J’ai participé, coup sur coup, à deux journées de débats sur le fichu bulletin scolaire. La première, à l’école, portait sur l’absurde table de conversion des cotes en pourcentage. La deuxième, dont je sors au moment où j’écris ces lignes, s’attaquait à l’action du RAEQ devant l’intention de la ministre de l’Éducation de procéder à l’évaluation des connaissances. À la suite de cette double fusillade, j’en conclus que le bulletin, dans sa forme actuelle, est une relique d’une autre époque, mal adaptée surtout à une réforme. Néanmoins, il faut composer avec les circonstances.

Comme le disait Michel Laurier, doyen de la Faculté des sciences de l’éducation de l’Université de Montréal, l’évaluation en éducation ne sera jamais qu’un compromis entre l’idéal et le possible, que délimite une panoplie de contraintes.
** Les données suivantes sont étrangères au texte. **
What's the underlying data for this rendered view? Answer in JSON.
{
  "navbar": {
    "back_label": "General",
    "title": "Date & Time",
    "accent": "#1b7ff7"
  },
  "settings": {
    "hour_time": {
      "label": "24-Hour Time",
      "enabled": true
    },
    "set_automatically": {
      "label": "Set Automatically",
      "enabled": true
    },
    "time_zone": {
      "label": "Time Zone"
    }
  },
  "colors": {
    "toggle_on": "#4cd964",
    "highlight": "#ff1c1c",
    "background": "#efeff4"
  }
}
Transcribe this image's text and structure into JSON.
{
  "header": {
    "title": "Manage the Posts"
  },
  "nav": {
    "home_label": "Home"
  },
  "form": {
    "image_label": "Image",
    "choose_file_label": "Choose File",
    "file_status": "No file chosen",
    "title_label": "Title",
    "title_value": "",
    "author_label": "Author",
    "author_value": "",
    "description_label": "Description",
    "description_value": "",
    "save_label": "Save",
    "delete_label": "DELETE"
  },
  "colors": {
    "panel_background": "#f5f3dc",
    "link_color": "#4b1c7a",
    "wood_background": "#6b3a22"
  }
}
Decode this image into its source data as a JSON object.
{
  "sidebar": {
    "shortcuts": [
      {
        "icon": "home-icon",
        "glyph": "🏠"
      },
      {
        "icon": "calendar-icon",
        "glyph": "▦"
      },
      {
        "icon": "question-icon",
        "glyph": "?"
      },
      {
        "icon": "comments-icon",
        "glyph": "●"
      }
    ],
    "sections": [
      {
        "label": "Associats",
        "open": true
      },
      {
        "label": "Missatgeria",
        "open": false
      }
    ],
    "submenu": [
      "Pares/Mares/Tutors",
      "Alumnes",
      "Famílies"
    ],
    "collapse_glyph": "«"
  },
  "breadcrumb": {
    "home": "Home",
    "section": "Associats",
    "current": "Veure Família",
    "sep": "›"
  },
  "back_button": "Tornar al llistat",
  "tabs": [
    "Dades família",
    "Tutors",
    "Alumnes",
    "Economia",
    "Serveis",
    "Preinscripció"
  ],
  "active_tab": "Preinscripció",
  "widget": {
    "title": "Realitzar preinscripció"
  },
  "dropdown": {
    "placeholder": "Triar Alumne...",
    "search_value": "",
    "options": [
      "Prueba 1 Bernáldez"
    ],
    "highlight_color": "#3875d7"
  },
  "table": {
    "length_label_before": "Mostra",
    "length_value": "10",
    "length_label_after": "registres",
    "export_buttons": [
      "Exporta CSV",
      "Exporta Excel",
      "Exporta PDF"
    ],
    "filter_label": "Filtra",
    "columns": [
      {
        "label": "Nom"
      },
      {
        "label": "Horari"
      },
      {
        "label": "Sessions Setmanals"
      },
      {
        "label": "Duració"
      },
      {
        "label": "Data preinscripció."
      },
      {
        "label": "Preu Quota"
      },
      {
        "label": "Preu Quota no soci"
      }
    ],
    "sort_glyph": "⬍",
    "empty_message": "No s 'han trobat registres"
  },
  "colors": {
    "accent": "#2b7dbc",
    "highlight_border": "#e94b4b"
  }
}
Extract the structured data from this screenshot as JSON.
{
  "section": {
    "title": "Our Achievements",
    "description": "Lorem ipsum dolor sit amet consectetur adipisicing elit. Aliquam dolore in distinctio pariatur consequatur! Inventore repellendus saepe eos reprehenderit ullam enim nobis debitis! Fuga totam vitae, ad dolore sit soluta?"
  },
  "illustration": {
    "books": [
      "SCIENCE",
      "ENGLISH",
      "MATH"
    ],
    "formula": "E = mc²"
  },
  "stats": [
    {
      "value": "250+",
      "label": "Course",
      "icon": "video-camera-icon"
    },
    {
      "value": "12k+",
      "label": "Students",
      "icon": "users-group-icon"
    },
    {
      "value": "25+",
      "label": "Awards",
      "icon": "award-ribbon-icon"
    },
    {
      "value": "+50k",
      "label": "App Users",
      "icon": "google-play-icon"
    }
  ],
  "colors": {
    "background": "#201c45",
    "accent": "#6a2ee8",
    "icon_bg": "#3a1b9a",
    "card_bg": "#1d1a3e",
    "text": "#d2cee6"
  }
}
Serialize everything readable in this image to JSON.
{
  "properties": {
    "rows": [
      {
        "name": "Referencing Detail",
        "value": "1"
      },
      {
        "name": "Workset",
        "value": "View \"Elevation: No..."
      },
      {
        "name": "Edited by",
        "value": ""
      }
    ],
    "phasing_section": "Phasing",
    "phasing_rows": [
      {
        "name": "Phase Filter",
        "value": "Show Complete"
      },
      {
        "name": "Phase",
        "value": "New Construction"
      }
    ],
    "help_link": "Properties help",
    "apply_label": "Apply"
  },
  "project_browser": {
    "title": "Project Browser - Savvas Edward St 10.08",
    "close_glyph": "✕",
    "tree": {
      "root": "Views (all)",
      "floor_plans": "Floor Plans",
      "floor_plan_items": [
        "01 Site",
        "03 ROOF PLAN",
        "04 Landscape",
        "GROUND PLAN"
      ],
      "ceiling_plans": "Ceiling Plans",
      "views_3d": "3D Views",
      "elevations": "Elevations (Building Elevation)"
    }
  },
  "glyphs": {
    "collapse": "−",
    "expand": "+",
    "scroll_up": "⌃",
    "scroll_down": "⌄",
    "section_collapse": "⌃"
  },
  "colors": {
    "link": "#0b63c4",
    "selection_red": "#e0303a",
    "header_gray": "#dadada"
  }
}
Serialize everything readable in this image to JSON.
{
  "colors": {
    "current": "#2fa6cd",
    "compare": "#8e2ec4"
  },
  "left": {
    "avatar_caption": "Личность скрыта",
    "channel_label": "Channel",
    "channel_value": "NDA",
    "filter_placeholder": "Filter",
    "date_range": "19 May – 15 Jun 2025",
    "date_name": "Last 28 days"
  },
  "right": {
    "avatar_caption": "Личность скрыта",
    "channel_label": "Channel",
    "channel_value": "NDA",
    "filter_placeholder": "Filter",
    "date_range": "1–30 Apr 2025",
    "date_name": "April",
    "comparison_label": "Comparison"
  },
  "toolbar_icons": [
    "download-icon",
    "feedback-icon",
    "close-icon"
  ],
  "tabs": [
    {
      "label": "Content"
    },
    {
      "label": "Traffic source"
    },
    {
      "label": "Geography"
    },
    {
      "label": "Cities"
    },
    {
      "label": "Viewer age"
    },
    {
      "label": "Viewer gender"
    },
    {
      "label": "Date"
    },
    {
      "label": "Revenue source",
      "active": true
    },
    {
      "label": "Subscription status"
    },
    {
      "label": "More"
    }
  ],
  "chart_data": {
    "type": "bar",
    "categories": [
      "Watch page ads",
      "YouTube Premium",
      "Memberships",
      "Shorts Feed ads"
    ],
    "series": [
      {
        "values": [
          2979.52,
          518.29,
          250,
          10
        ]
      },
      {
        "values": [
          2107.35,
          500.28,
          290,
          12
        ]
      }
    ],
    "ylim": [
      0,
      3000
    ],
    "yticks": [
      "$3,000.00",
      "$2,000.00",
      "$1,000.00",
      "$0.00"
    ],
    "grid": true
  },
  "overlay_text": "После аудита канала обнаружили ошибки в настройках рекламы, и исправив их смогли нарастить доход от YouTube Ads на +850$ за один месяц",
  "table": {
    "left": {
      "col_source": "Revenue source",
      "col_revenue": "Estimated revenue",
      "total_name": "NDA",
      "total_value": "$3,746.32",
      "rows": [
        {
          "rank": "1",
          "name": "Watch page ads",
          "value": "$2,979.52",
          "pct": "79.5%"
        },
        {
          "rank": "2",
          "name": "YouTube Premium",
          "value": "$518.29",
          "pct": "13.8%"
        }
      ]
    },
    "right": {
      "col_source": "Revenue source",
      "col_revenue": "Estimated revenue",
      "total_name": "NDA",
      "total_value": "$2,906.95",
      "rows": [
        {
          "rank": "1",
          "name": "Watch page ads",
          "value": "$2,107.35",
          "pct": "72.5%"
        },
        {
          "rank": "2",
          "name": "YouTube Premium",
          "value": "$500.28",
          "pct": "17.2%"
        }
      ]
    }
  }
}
Or, dans la triste réalité des compétences chiffrées et de la menace de l’évaluation des connaissances, il faut bien envisager une action politique. D’autres que moi sont plus aguerris à ces escarmouches et je leur laisse le soin de déterminer la tactique à adopter. Toutefois, je suis favorable à certaines idées exprimées :

    • valoriser les connaissances en reconnaissant leur rôle dans la réalisation d’une compétence; l’emphase sur les compétences a eu un effet réducteur sur les connaissances;

    • faire valoir que les connaissances sont déjà évaluées par le biais des compétences;

    • faire preuve de prudence dans l’énumération des connaissances associées aux compétences afin de ne pas se prêter au jeu de la ministre et ouvrir la porte à une éventuelle évaluation desdites connaissances.

    • envisager l’évaluation de certaines connaissances dites essentielles, considérées dans une dualité ou un continuum connaissance-compétence, notamment au primaire.

Quoi qu’il en soit, l’idée d’évaluer les connaissances reliées à une compétence est une aberration, en raison de leur nombre. Sans compter le piège inévitable des connaissances déclaratives, au détriment des connaissances procédurales et conditionnelles (Jacques Tardif, 1992), voire stratégiques, comme le faisait remarquer Michel Laurier.

La bureaucratisation de l’évaluation a fait en sorte de créer un monstre. Le passage à un bulletin de huit pages, d’une page qu’il était, ne saurait être considéré comme un progrès quand on envisage toute l’énergie dépensée en amont pour sa réalisation, et en aval pour sa compréhension. D’autant plus que ce long diagnostic ne comporte aucune recommandation pronostique pour venir en aide à l’élève.

Les difficultés du bulletin s’inscrivent dans la foulée de celles associées à une réforme de l’éducation dont on a modifié le contenu, sans égard au contenant. Le bât blesse tant sur le plan de l’environnement d’apprentissage que du cadre organisationnel. À ces maux, il faut désormais ajouter le bulletin.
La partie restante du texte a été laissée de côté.